Rail against the change. Make an effort to change along with our friend/partner/person. Accept the new normal.
Or let it go.
Only you know what’s right for you, but I submit that fighting for something that no longer exists will only cause pain for you and possibly those around you.
Also, therapy helps.
What’s Exciting Me?
The GoodReads giveaway is live and already has more than 1,800 entries. If you’re in the US, enter today if you haven’t already, and if you win, I will send you a signed paperback copy of When We Were Mothers! Don’t forget to share with your people who enjoy this kind of thing!
Things with the book are otherwise stalled. Not in a bad way, just in an I’m-figuring-some-things-out-and-waiting-on-other-people way. But release day is in just over a month, and I’m sooooo excited!
What’s Entertaining Me?
We watched Burn After Reading last weekend for the first time since it came out, and OMGoodness it was hilarious. There are plenty of things to critique about the film, but there were so many funny moments and Brad Pitt’s character was so far outside his typical role that the whole thing was worth it just to watch him be an idiot meathead. It was also just a hilarious reminder that sometimes shit just happens and there’s no deeper reason. Also, the last two minutes had me laughing so hard the tears ran freely down to my lap.
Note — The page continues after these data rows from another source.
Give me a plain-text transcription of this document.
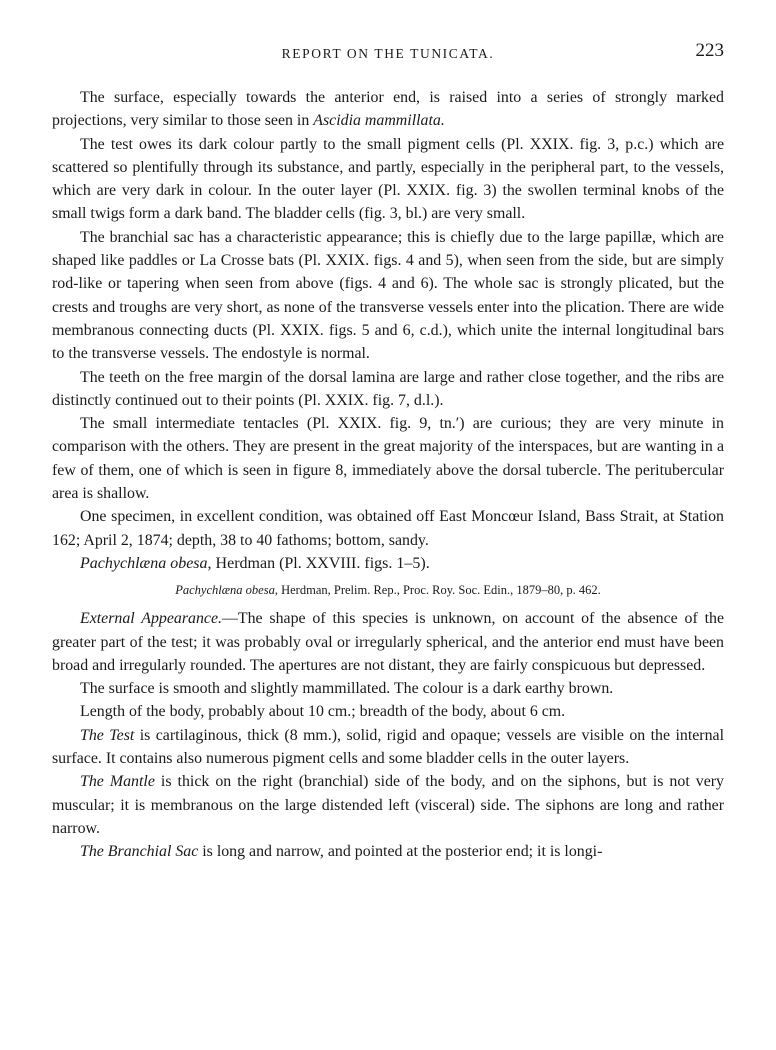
REPORT ON THE TUNICATA.	223

The surface, especially towards the anterior end, is raised into a series of strongly marked projections, very similar to those seen in Ascidia mammillata.

The test owes its dark colour partly to the small pigment cells (Pl. XXIX. fig. 3, p.c.) which are scattered so plentifully through its substance, and partly, especially in the peripheral part, to the vessels, which are very dark in colour. In the outer layer (Pl. XXIX. fig. 3) the swollen terminal knobs of the small twigs form a dark band. The bladder cells (fig. 3, bl.) are very small.

The branchial sac has a characteristic appearance; this is chiefly due to the large papillæ, which are shaped like paddles or La Crosse bats (Pl. XXIX. figs. 4 and 5), when seen from the side, but are simply rod-like or tapering when seen from above (figs. 4 and 6). The whole sac is strongly plicated, but the crests and troughs are very short, as none of the transverse vessels enter into the plication. There are wide membranous connecting ducts (Pl. XXIX. figs. 5 and 6, c.d.), which unite the internal longitudinal bars to the transverse vessels. The endostyle is normal.

The teeth on the free margin of the dorsal lamina are large and rather close together, and the ribs are distinctly continued out to their points (Pl. XXIX. fig. 7, d.l.).

The small intermediate tentacles (Pl. XXIX. fig. 9, tn.′) are curious; they are very minute in comparison with the others. They are present in the great majority of the interspaces, but are wanting in a few of them, one of which is seen in figure 8, immediately above the dorsal tubercle. The peritubercular area is shallow.

One specimen, in excellent condition, was obtained off East Moncœur Island, Bass Strait, at Station 162; April 2, 1874; depth, 38 to 40 fathoms; bottom, sandy.

Pachychlæna obesa, Herdman (Pl. XXVIII. figs. 1–5).

Pachychlæna obesa, Herdman, Prelim. Rep., Proc. Roy. Soc. Edin., 1879–80, p. 462.

External Appearance.—The shape of this species is unknown, on account of the absence of the greater part of the test; it was probably oval or irregularly spherical, and the anterior end must have been broad and irregularly rounded. The apertures are not distant, they are fairly conspicuous but depressed.

The surface is smooth and slightly mammillated. The colour is a dark earthy brown.

Length of the body, probably about 10 cm.; breadth of the body, about 6 cm.

The Test is cartilaginous, thick (8 mm.), solid, rigid and opaque; vessels are visible on the internal surface. It contains also numerous pigment cells and some bladder cells in the outer layers.

The Mantle is thick on the right (branchial) side of the body, and on the siphons, but is not very muscular; it is membranous on the large distended left (visceral) side. The siphons are long and rather narrow.

The Branchial Sac is long and narrow, and pointed at the posterior end; it is longi-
I’ve also been listening to some tracks from Maclemore’s The Heist album—Wing$, which is about Nike and the cold, capitalist empire they built around Air Jordans and on the bodies of Black folks, and Jimmy Iovine, which is about the struggle to secure a traditional recording contract only to get an offer that put into stark relief how many other people get paid before an artist can benefit from their own work. Lots of parallels to the publishing industry, tbh.
What’s Enlightening Me?
I think that whole thing above about friendships and other relationships has been a real epiphany this week. In past years I’ve held a lot of resentment for friends whose priorities shifted—people for whom once I was out of sight, I also fell out of mind. I have a lot more grace to give today, and the ability to expand and contract, if it feels right and the relationship is important enough. And also the ability to let it go with no ill will if it’s just not working for both people anymore. No one says you can’t be sad or disappointed, but being angry and resentful won’t change the change, so I try not to waste my time there.
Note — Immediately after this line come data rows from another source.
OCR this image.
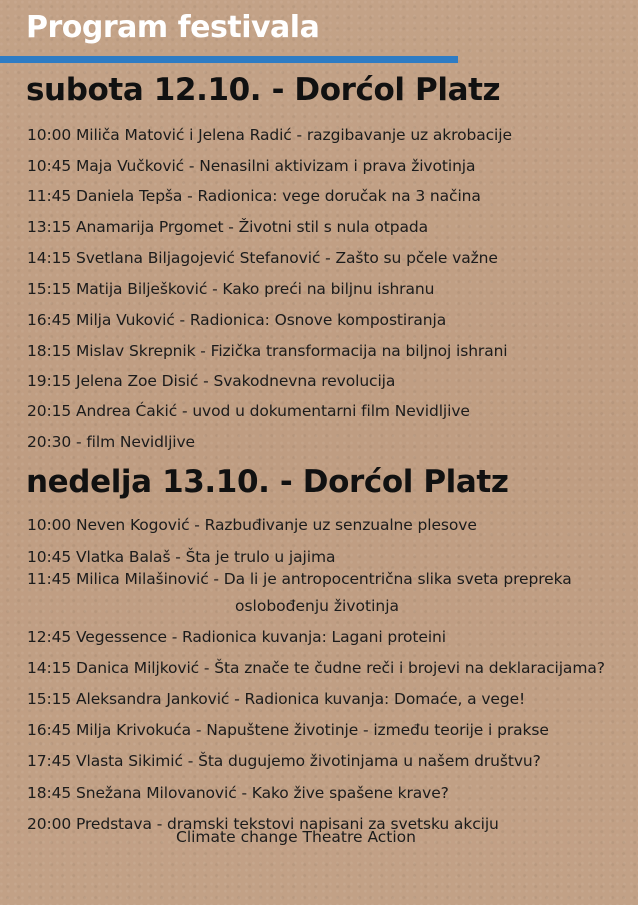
Program festivala
subota 12.10. - Dorćol Platz
10:00 Miliča Matović i Jelena Radić - razgibavanje uz akrobacije
10:45 Maja Vučković - Nenasilni aktivizam i prava životinja
11:45 Daniela Tepša - Radionica: vege doručak na 3 načina
13:15 Anamarija Prgomet - Životni stil s nula otpada
14:15 Svetlana Biljagojević Stefanović - Zašto su pčele važne
15:15 Matija Bilješković - Kako preći na biljnu ishranu
16:45 Milja Vuković - Radionica: Osnove kompostiranja
18:15 Mislav Skrepnik - Fizička transformacija na biljnoj ishrani
19:15 Jelena Zoe Disić - Svakodnevna revolucija
20:15 Andrea Ćakić - uvod u dokumentarni film Nevidljive
20:30 - film Nevidljive
nedelja 13.10. - Dorćol Platz
10:00 Neven Kogović - Razbuđivanje uz senzualne plesove
10:45 Vlatka Balaš - Šta je trulo u jajima
11:45 Milica Milašinović - Da li je antropocentrična slika sveta prepreka
oslobođenju životinja
12:45 Vegessence - Radionica kuvanja: Lagani proteini
14:15 Danica Miljković - Šta znače te čudne reči i brojevi na deklaracijama?
15:15 Aleksandra Janković - Radionica kuvanja: Domaće, a vege!
16:45 Milja Krivokuća - Napuštene životinje - između teorije i prakse
17:45 Vlasta Sikimić - Šta dugujemo životinjama u našem društvu?
18:45 Snežana Milovanović - Kako žive spašene krave?
20:00 Predstava - dramski tekstovi napisani za svetsku akciju
Climate change Theatre Action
And, with that, I must go. I’m sorry this Note is a day late. I’m out of words, but I’ll tell you next week about the irony of that last sentence. Let me know, though. What about you? What do you do when a friendship or other relationship seems not to be working for both/all people involved?
Take care, and I’ll see you then,
Fascinating conglomerate here, Nicci. I do have a couple of stories about loss of friendships that meant much, but all seem too close to the heart to share here. Know that I appreciate the reach-out to do so.
We know your words will keep coming--even when "The Words Wash Away"--your beloved guest post here: https://marytabor.substack.com/p/when-the-words-wash-away-nicci-kadilak Take care and always good to read you. Glad we found each other. xo ~ Mary
It's interesting how when I moved to read this newsletter, I had to press pause on my phone to halt Maclemore’s Wings playing via my buds, and then seeing it being discussed here. Wings is such a great song and a powerful critique of America's consumerism and the US entire marketing/sales industry through sneaker culture largely promoted by the NBA.